In der Gestalt der Mina Wolf und im Geflecht der skizzierten Kampflinien lebt auf, womit Monika Maron bereits in anderen Texten polarisiert hatte. Den deutschen Parteien warf sie Ignoranz der Tatsache vor, dass einige der unangenehmen Rechten »Vertreter der eigenen abtrünnigen Wählerschaft« seien. Flüchtlinge? Europa könne »nur um den Preis seines Untergangs alle aufnehmen«, aber sie abzuweisen, fordere dem Kontinent einen ebenso hohen Preis ab - den »seines politisch-moralischen Selbstverständnisses«. Das genau ist jene zerrende Spannung, die zuerst all jene verschleißt, die noch immer ihren alten Phrasenpsalm singen - und meinen: Um die Argumente von Reaktionären zu widerlegen, genüge der Hinweis, dass es reaktionäre Argumente seien. Ach, es bleibt dabei: Ideologie stärkt zwar den Willen, schwächt aber enorm den Verstand.

Die Schriftstellerin sieht auf diesem Konfliktfeld ihr Korn wachsen: Wie kann der Mensch bewusster, willentlicher leben, ohne Opfer seiner instrumentell so verführbaren Vernunft zu werden? Wie wird Güte erzählbar, ohne gleich eine gute Welt zu lügen? Und ist ein »böser Blick« (den man Maron immer wieder attestiert), ist also Schonungslosigkeit nicht auch eine Voraussetzung dafür, dass Gutes entsteht, sich hält?

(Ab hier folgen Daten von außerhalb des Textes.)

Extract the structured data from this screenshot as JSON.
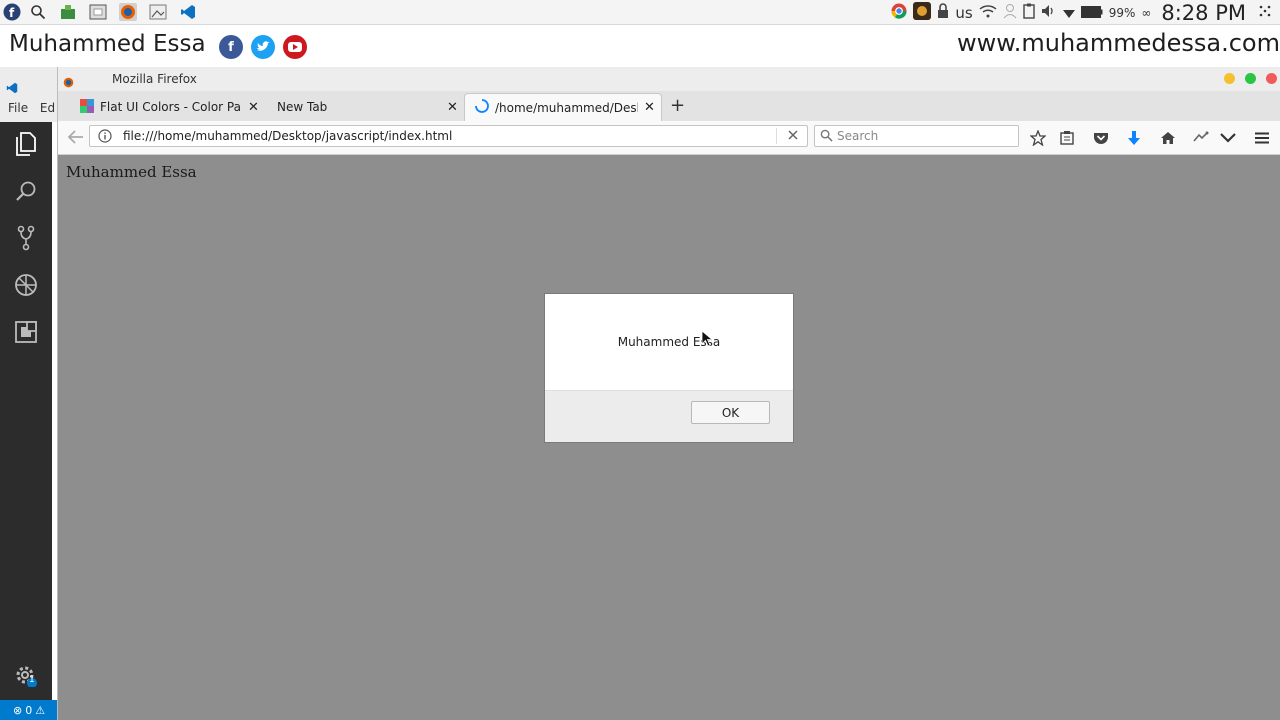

Als einzige Gesprächspartnerin bleibt der Journalistin eine einfüßige Krähe, der sie nach einem der Raben Odins den Namen Munin gibt. Mina Wolf spricht mit dem Vogel so selbstverständlich, wie Kinder mit Tieren sprechen. Grandios stolperfrei verbindet Monika Maron die Realität mit den mystischen Dialogen, sie knüpft damit an ihre Essay-Erzählung »Krähengekrächz« an, dies sehr besondere Tier als Kronzeugin: »Kreisend überm Blutrausch der Geschichte. Mitwisser seither unseres historischen, ja genetischen Versagens.« Eines Versagens, das die Festschrift-Autorin in tiefe Verwirrnis stürzt. Denn in Geschichte, diesem Umpflügen der Zeiten, sieht sie trotz allen Fortschritts illusionslos, was sie selber ist, eingemeindet in die Masse Mensch: »nichts als eines dieser vor mir gestorbenen und nach mir sterbenden namenlosen Wesen, die wie Tiere aufeinander losgingen, wenn das Futter knapp wurde«.

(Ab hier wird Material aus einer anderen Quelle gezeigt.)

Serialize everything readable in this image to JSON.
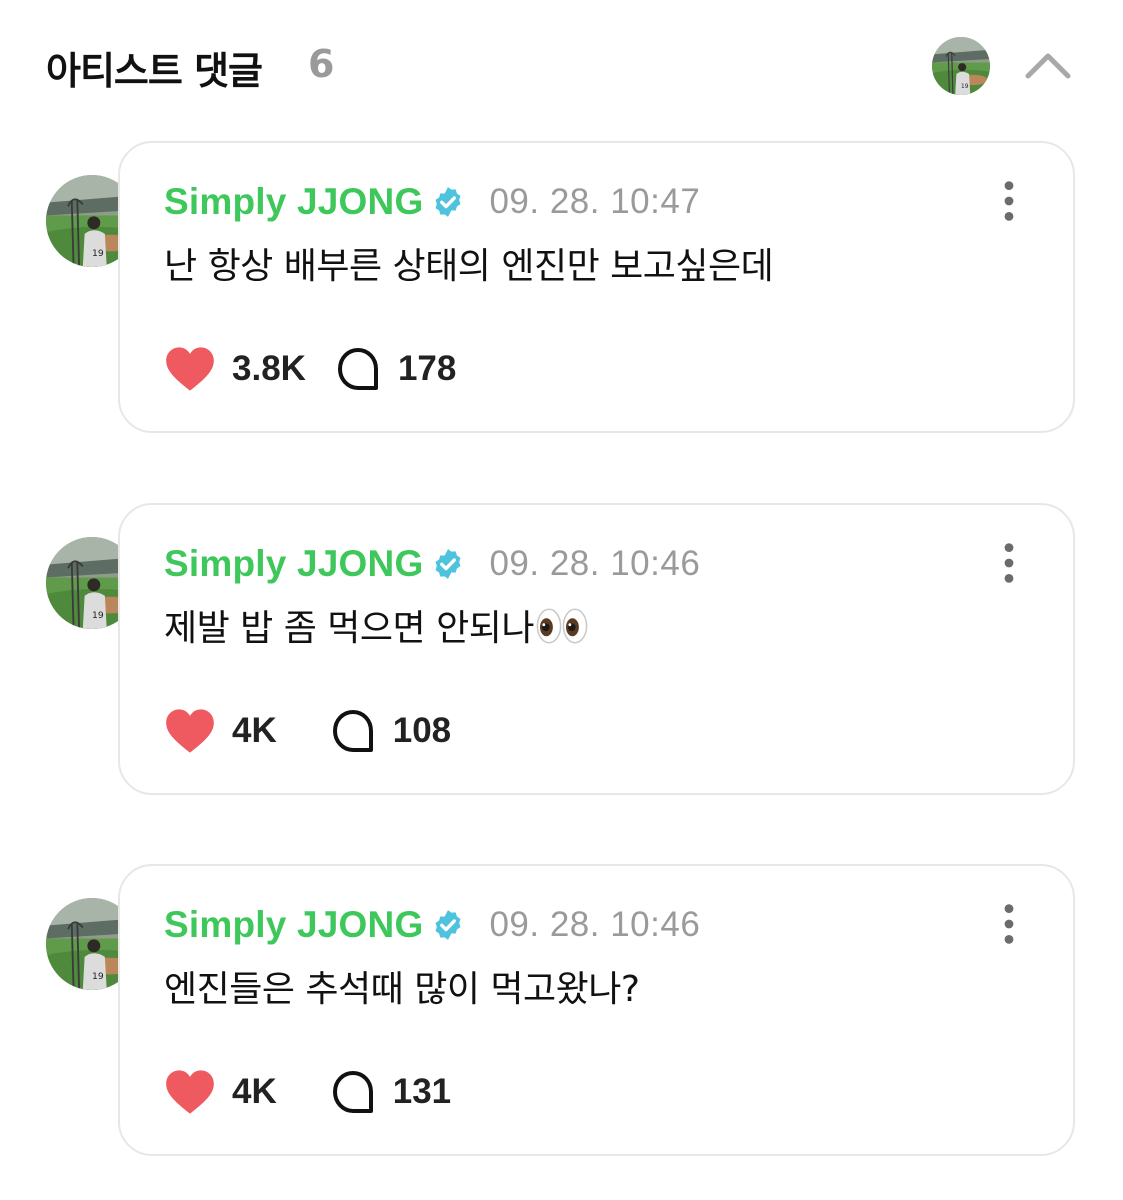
{
  "header": {
    "title": "아티스트 댓글",
    "count": "6"
  },
  "comments": [
    {
      "author": "Simply JJONG",
      "timestamp": "09. 28. 10:47",
      "text": "난 항상 배부른 상태의 엔진만 보고싶은데",
      "has_eyes_emoji": false,
      "likes": "3.8K",
      "replies": "178"
    },
    {
      "author": "Simply JJONG",
      "timestamp": "09. 28. 10:46",
      "text": "제발 밥 좀 먹으면 안되나",
      "has_eyes_emoji": true,
      "likes": "4K",
      "replies": "108"
    },
    {
      "author": "Simply JJONG",
      "timestamp": "09. 28. 10:46",
      "text": "엔진들은 추석때 많이 먹고왔나?",
      "has_eyes_emoji": false,
      "likes": "4K",
      "replies": "131"
    }
  ],
  "icons": {
    "like": "heart-icon",
    "reply": "speech-bubble-icon",
    "more": "more-vertical-icon",
    "verified": "verified-badge-icon",
    "collapse": "chevron-up-icon"
  },
  "colors": {
    "author_name": "#3ec85b",
    "verified_badge": "#4fc3dd",
    "heart": "#ee5a5f",
    "muted": "#9a9a9a",
    "card_border": "#e7e7e7"
  }
}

Krähe Munin, ihre Käse- und Wurstscheiben pickend, ist die Botschafterin niederdrückender Wahrheit: »Erst erfindet ihr euch einen Gott, dann glaubt ihr nicht an ihn.« Warum wir immer wieder, in alter Dumpfheit, in Katastrophen stolpern? »Weil ihr immer das Falsche lernt ... Ihr wart erschrocken über eure Missetaten und habt euch lebenslange Sühne geschworen. Seitdem werft ihr euch schützend über alles, was ihr für schwach und hilflos haltet ... ihr lasst Todgeweihte nicht mehr sterben, sondern lieber jahrelang faulend in den Betten siechen.« Ja, so vieles ist falsch: Man kann jeden Menschen in berechtigten Verruf bringen, indem man ihm irgend eine Tugend unterstellt - denn die ist meistens angeschafft, ist Übertünchung und Kappenspiel. Munin kennt uns: »Der Tod darf nicht sein, Unglück darf nicht sein, euer Gesicht kommt euch falsch vor.« Daher die Verdrängung, der Overkill der Glücksgier, die Moral der Masken.

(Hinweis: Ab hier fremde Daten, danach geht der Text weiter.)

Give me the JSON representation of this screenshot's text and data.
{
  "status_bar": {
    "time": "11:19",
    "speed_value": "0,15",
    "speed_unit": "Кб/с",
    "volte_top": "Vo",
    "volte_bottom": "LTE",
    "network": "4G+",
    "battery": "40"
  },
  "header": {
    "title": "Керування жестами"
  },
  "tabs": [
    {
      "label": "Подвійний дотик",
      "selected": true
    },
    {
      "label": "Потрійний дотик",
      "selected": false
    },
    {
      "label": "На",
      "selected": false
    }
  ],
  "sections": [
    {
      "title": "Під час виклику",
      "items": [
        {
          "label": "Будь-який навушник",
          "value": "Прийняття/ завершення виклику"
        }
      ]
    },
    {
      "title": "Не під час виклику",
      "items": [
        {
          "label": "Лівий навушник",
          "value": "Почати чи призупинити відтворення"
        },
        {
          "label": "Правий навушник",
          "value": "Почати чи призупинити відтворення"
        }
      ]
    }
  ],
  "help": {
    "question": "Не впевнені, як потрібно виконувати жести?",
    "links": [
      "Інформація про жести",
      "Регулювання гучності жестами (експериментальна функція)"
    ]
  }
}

Mit raffinierter Leichtigkeit erzählt sich das. Keine Nahtstellen zwischen der Banalität des Straßengeschehens, der Weltweite, den historischen Assoziationen und dem Märchen der Krähengespräche. Alles fließt und fließt und fängt und spinnt dich faszinierend ein. Der Roman zeichnet das Bild einer verstörten Intellektuellen zwischen den trivialen Nöten ihres Alltags und den bedrängenden Strömen ihres Bewusstseins. Die Zeitungen widern Mina an: dieses Elend der Besserwisserei, was an Begriffen wie Volk, Heimat, Identität links oder rechts sei; dieses Rezeptgetöse der Kommentatoren; diese zurechtweisenden Gebets- und Gebotsmühlen; zu allem Überfluss diese »genderspezifische Sprachverhunzung«. Wo der Mensch meint, Menschen zur Emanzipation erziehen zu müssen, indem er so plakativ und theorieversessen wie möglich an ihrem Leben vorbeischwafelt, dort gibt er just eines auf: den Geist der Emanzipation.

Eine geringe Verschiebung der Balancen, und der Terror feiert seine Freiheit. Daher durchzittert diesen verblüffenden Roman unverhohlen Zukunftsangst - die sich aber verzweifelt gegen drohende Gleichgültigkeiten wehrt. Und freilich offenbart Monika Maron mit dem Fallbeispiel der exzentrischen Sängerin auch einen schön absurden Witz, zudem lässt sie ihr Buch aufreizend lakonisch enden. Peinigend das Chaos im Kopf der Hauptgestalt, ausgelöst vom lädierten Zustand der demokratischen Verhältnisse - Minas Freundin Rosa aber bejaht es freudig. Denn »nur das Provisorische fördert die Phantasie, das Fertige verlangt nur Bewunderung«. Darum würden Kinder die fertigen Türme im Sandkasten immer wieder umstürzen. Umsturz, eine Sandkastenoption. Radikaler könnte Rettung nicht sein.

Monika Maron: Munin oder Chaos im Kopf. S. Fischer, 224 S., geb., 20 €. Ein MDR-Gespräch mit der Autorin findet an diesem Freitag, 10.30 Uhr, auf der Leipziger Buchmesse statt (Stand 17, Glashalle).